Granted, many would recoil at the idea of their craft being reduced to dollars and cents, but the truth is that every international act that makes it to our shores for a gig, however ‘DIY’ their image, is being supported by a corporate machinery far more elaborate and well-oiled than anything available to local artists. This machinery encompasses recording, production, contracts, licensing, publishing, publicity, design, distribution, artist management, tour management, venue management, intellectual property management and more. This is the ‘industry’.
The industry can’t be built overnight, but this is where Koh’s third suggestion — a single agency working directly with stakeholders — comes in; the key is cooperation between both sides of the house.
Singaporean music won’t go far with the usual state-sponsored cultural exchanges (such as our agreement with France), or Singapore Day showcases overseas, or grants for bands to perform at South By Southwest (SXSW) and other festivals — these are isolated measures that look pretty on a CV and sound good in a speech, but have no lasting impact. The long-term goal should be to establish distribution channels.
Distribution is the reason why Singaporeans even know about obscure international acts, and distribution will be the reason why international audiences will know about Singaporean music. But distribution is something that needs to be led by the private sector, not the public. This is why cooperation is so important.
“Musicians, producers and promoters need to get organised and mobilised, draw up a roadmap detailing what they can do, and identify the tipping points where targeted government intervention is needed.”
So where do we go from here? Musicians, producers and promoters need to get organised and mobilised, draw up a roadmap detailing what they can do, and identify the tipping points where targeted government intervention is needed. A vision needs to be proposed — a comprehensive one that speaks not only of our homegrown talent, but also addresses Singapore’s burgeoning reputation as a destination for international acts. This can be ammunition for Koh to take Parliament, and guarantee that what she says achieves more than a few hundred Facebook ‘likes’ and ‘shares’, and a “thank you” from the Minister in charge.

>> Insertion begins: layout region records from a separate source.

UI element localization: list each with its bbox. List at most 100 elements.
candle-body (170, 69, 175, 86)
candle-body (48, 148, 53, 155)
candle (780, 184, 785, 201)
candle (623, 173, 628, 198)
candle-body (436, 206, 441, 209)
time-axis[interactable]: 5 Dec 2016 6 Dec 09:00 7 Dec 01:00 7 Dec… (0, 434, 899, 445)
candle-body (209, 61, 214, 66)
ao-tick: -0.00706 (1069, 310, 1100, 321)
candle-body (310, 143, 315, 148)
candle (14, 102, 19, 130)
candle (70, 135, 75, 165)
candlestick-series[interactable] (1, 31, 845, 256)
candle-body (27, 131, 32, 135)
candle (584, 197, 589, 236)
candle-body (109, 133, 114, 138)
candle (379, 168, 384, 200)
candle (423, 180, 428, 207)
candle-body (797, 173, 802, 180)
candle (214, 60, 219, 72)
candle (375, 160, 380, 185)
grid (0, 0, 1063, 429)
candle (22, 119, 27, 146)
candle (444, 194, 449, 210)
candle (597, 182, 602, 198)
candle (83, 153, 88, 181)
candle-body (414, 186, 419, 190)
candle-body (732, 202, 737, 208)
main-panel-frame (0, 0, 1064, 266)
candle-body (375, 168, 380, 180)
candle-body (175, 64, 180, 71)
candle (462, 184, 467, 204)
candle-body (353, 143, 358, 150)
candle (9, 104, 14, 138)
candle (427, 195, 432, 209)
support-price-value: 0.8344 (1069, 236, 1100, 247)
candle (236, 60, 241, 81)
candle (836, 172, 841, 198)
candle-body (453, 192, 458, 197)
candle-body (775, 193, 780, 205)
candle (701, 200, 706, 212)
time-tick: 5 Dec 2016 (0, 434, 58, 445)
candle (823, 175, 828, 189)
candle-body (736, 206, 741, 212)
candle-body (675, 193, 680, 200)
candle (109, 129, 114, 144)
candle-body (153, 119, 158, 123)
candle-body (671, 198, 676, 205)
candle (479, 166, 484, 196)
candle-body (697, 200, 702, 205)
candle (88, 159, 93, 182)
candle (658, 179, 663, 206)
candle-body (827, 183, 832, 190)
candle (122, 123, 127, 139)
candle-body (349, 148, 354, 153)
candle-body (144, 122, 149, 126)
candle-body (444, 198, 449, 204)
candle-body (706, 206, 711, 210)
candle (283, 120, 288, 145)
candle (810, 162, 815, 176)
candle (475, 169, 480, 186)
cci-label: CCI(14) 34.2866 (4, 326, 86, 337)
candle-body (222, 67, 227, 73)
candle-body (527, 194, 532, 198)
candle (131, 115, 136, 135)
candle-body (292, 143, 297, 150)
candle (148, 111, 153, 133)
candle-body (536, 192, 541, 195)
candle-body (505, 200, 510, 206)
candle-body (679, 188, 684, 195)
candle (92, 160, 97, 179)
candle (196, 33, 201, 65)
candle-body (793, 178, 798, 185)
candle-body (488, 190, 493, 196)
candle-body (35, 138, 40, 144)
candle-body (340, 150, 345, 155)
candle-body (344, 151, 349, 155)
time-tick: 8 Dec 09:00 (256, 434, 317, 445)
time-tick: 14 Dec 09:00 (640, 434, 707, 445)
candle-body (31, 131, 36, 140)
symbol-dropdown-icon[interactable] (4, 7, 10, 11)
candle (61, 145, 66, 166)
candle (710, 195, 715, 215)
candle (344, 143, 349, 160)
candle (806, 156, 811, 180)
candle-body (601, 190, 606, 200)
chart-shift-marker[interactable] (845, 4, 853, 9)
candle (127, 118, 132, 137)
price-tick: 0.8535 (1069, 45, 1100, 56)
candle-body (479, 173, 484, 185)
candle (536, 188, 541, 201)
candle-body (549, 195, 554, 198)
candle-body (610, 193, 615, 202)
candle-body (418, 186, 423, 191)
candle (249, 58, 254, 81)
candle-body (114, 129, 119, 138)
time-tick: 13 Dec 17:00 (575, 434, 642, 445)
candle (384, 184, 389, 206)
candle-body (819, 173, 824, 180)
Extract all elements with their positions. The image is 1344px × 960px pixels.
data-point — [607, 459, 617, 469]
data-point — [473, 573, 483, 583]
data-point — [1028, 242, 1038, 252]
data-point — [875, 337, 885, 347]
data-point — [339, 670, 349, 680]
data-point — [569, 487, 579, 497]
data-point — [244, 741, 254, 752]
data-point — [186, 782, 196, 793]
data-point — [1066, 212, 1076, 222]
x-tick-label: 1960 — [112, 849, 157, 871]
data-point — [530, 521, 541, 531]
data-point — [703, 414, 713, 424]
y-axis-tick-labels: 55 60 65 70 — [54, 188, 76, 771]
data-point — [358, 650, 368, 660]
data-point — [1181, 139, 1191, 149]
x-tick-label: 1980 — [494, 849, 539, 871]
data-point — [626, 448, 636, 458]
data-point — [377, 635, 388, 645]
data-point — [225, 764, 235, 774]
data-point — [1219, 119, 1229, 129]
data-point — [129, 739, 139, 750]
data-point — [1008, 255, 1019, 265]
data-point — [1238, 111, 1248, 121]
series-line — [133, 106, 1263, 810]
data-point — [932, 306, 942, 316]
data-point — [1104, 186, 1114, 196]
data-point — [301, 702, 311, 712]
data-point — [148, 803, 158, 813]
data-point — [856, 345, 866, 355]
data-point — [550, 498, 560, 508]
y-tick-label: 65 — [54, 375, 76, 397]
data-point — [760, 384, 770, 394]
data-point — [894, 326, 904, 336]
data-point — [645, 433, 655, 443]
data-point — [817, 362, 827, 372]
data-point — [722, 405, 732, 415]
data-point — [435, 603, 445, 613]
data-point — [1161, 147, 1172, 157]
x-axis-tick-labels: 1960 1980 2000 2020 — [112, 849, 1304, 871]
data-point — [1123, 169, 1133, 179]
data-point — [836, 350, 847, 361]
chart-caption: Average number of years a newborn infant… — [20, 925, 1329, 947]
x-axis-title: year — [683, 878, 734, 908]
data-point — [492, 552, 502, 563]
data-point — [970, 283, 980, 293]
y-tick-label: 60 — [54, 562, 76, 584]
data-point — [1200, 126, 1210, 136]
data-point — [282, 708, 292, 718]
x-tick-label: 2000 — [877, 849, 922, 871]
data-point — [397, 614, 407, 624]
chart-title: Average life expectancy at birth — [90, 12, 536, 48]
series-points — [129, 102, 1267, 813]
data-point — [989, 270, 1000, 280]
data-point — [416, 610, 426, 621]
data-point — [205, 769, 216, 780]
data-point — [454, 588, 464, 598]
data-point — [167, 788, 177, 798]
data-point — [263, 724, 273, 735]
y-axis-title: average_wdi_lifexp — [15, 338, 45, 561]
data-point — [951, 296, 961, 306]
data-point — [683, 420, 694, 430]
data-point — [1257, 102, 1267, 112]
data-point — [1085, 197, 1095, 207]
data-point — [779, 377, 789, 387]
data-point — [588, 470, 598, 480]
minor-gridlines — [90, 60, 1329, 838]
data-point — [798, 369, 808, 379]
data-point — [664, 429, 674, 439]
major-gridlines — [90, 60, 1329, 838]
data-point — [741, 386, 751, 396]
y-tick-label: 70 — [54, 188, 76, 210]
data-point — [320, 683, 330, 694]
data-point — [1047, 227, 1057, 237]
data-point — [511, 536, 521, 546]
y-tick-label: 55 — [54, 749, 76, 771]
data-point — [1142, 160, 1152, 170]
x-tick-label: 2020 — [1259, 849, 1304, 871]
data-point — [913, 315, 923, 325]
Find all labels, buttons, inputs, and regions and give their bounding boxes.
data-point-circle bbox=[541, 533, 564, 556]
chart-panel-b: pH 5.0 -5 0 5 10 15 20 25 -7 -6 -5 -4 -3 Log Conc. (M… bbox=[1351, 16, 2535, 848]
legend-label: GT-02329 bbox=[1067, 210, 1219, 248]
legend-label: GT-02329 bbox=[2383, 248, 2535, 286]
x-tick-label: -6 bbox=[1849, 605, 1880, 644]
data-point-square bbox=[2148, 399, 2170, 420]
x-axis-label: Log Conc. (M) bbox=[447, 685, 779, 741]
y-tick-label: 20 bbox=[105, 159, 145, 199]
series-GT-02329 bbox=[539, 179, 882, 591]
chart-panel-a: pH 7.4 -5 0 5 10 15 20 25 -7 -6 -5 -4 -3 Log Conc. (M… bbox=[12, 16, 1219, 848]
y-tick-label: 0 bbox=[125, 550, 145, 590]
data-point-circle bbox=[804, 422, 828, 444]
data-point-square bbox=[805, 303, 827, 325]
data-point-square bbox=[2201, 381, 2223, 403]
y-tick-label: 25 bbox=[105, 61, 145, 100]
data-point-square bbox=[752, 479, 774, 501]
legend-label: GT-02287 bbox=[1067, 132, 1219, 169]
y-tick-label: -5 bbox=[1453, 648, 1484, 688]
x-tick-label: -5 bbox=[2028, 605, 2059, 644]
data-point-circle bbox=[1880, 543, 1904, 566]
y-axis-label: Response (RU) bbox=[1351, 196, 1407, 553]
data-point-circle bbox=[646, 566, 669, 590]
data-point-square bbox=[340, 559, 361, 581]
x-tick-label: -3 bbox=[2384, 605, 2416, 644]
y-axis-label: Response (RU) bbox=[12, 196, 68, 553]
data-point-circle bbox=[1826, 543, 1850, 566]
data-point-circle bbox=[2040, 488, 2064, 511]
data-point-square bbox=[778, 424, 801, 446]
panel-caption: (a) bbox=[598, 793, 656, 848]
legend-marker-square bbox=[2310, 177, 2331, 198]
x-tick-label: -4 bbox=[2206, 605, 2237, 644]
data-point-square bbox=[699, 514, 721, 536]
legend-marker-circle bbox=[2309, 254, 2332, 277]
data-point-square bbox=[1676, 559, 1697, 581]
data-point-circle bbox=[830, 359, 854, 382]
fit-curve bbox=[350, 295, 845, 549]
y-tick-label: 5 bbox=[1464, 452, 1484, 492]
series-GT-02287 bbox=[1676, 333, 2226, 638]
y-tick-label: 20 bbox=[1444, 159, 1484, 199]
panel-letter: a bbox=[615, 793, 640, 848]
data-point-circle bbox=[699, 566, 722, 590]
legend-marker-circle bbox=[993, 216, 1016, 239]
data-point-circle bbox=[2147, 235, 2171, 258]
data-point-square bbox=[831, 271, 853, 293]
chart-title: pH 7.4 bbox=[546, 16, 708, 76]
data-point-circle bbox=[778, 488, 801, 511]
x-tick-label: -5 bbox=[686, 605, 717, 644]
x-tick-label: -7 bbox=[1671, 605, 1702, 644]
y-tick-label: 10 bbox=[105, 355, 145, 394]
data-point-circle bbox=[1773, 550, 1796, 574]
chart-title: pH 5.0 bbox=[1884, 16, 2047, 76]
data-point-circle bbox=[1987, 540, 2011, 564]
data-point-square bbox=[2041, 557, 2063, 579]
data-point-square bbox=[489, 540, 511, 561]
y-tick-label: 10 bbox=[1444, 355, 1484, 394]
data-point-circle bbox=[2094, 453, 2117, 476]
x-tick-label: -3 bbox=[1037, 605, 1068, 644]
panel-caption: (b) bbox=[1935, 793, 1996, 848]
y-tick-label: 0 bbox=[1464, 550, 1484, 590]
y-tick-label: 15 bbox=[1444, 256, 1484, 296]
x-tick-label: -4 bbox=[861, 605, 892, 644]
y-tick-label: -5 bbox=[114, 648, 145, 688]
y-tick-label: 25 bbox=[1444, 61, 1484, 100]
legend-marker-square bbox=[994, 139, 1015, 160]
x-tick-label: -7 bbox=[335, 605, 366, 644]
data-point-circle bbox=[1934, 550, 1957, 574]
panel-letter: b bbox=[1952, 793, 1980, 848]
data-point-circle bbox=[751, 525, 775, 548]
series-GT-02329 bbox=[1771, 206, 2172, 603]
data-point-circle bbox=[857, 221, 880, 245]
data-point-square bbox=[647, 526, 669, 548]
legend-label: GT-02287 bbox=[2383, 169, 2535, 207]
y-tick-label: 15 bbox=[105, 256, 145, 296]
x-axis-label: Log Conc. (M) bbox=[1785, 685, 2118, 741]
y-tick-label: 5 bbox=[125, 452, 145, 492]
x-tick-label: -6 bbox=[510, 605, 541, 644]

At this juncture, one could reasonably ask the question: if the problem with local music is that the musicianship isn’t ‘good enough’, the production isn’t ‘good enough’, and the distribution non-existent, why bother? Are we barking up the wrong tree? Is it inherently impossible for tiny Singapore to have a strong music industry, especially for music in English?
To answer this, we need look no further than places like Ireland and Scotland, which have smaller populations than Singapore’s, but also strong distribution channels to the UK and beyond. Or Sweden, which is slightly bigger, and Iceland, which is much smaller.
We don’t even have to look beyond our own shores. In 1964, The Quests’ ‘Shanty‘ knocked The Beatles’ ‘I Should Have Known Better’ off the top spot in Singapore’s charts, and the band had a successful tour in the region. This was, of course, before a series of government policies effectively neutered the local music industry (and yes, there was an industry back then).
Fifty years on, in 2014, there is no less talent or interest among our musicians. There are only fewer big opportunities, and less validation. So let’s do something about this. Because the last thing any of us want is to have a foreign friend ask us why a Singaporean band they like gave up, and for us to reply, “Because they were born in the wrong country”.